Di Jakarta, orang-orang berpikir perjalanan jauh akan membuatnya lelah. Padahal, berlelah-lelah dalam silaturahmi itu penting. Di kampungku, silaturahmi dihargai dengan segelas teh hangat dan kacang berbalut terigu juga sebungkus rokok. Apalagi jika datang dari jauh, bisa-bisa disuguhi nasi, ikan, sayur asam, tempe goreng, dan sebuah kamar untuk istirahat.
“Besok aku akan bekerja,” katanya. Jam tangan sangat berguna di kota yang sibuk ini. Juga saat menguap. Tanpa berkata-kata, aku harus pulang. Aku tidak menyesal, karena menghiraukan mata yang ingin terpejam adalah kejam. Di kota ini, orang mudah mendapatkan pahala.
Para pekerja lebih senang menghabiskan waktunya di kendaraan, daripada menyusuri jalanan yang jauh untuk sekadar memeluk seorang kawannya. Ia kalah dari seorang ondel-ondel yang kesepian, meski ada musik Betawi yang mengiringi jalannya.
Kawan semasa susahku dulu, bahkan sangat sulit untuk ditemui. Aku paham, dia punya waktu yang harus dimanfaatkan sebaik mungkin. Padahal, di Makassar, aku pernah makan nasi bungkus saat dini hari di rumahnya.
Di Makassar, orang menganggap kalau di Jakarta tak ada orang udik. Tetapi banyak orang Makassar yang keliru. Di Jakarta, sebenarnya banyak orang udik, awalnya. Namun seiring waktu, mereka menjadi orang kota. Lalu datang lagi orang desa, lalu jadi orang kota. Begitu siklusnya.
Orang-orang di Jakarta dan perusahaan yang berdiri kokoh di tanah yang berhubungan dengan Neng Anjarwati ini, tidak mencintai laut, sebaliknya malah mencintai hasil laut. Dua hal yang berbeda bukan?
Aku mengubah pola makanku karenanya. Di Makassar, aku bosan makan dan melihat ikan segar. Di Jakarta, aku bosan melihat ikan yang tidak segar yang seperti mati berkali-kali seperti politisi. Aku sungguh selektif.

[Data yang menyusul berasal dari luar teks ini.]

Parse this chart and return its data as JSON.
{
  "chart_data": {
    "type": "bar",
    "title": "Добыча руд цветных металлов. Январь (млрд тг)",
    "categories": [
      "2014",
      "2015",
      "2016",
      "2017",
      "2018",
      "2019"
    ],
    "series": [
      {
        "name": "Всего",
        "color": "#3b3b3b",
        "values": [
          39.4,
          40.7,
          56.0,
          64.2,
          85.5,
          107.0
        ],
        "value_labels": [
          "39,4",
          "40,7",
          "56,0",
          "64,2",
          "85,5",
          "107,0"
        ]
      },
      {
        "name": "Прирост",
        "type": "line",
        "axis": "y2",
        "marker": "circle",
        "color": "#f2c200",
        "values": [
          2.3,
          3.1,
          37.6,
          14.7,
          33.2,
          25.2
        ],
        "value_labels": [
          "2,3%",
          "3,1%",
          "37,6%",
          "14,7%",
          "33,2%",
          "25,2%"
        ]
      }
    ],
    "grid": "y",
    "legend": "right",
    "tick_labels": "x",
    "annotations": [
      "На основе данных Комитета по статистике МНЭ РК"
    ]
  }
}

Di Jakarta, orang mencintai para pekerja daripada para perindu silaturahmi. Kerja, kerja, kerja. Silaturahmi, silaturahmi, silaturahmi. Dua jargon itu saling bertentangan dan membuat masyarakat harus mengambil pilihan.
Kerja lebih penting daripada membangun hubungan emosional. Begitu juga sebaliknya. Di Jakarta, tak muncul gagasan kerja dan silaturahmi jika digabung bagaimana dahsyatnya. Jakarta adalah adalah miniatur acara who want to be a millionaire.
Masyarakat Jakarta suka menonton dan mendengarkan band indie. Tapi tidak suka mendengarkan ocehan polisi tentang pelanggaran rambu lalu lintas. Tidak suka mendengarkan kata-kata kasar sekaligus kata-kata meneduhkan dari pemimpinnya.
Kampung halaman dan Jakarta punya hal yang sama dalam membisiki masyarakatnya: kapan pergi atau kapan pulang?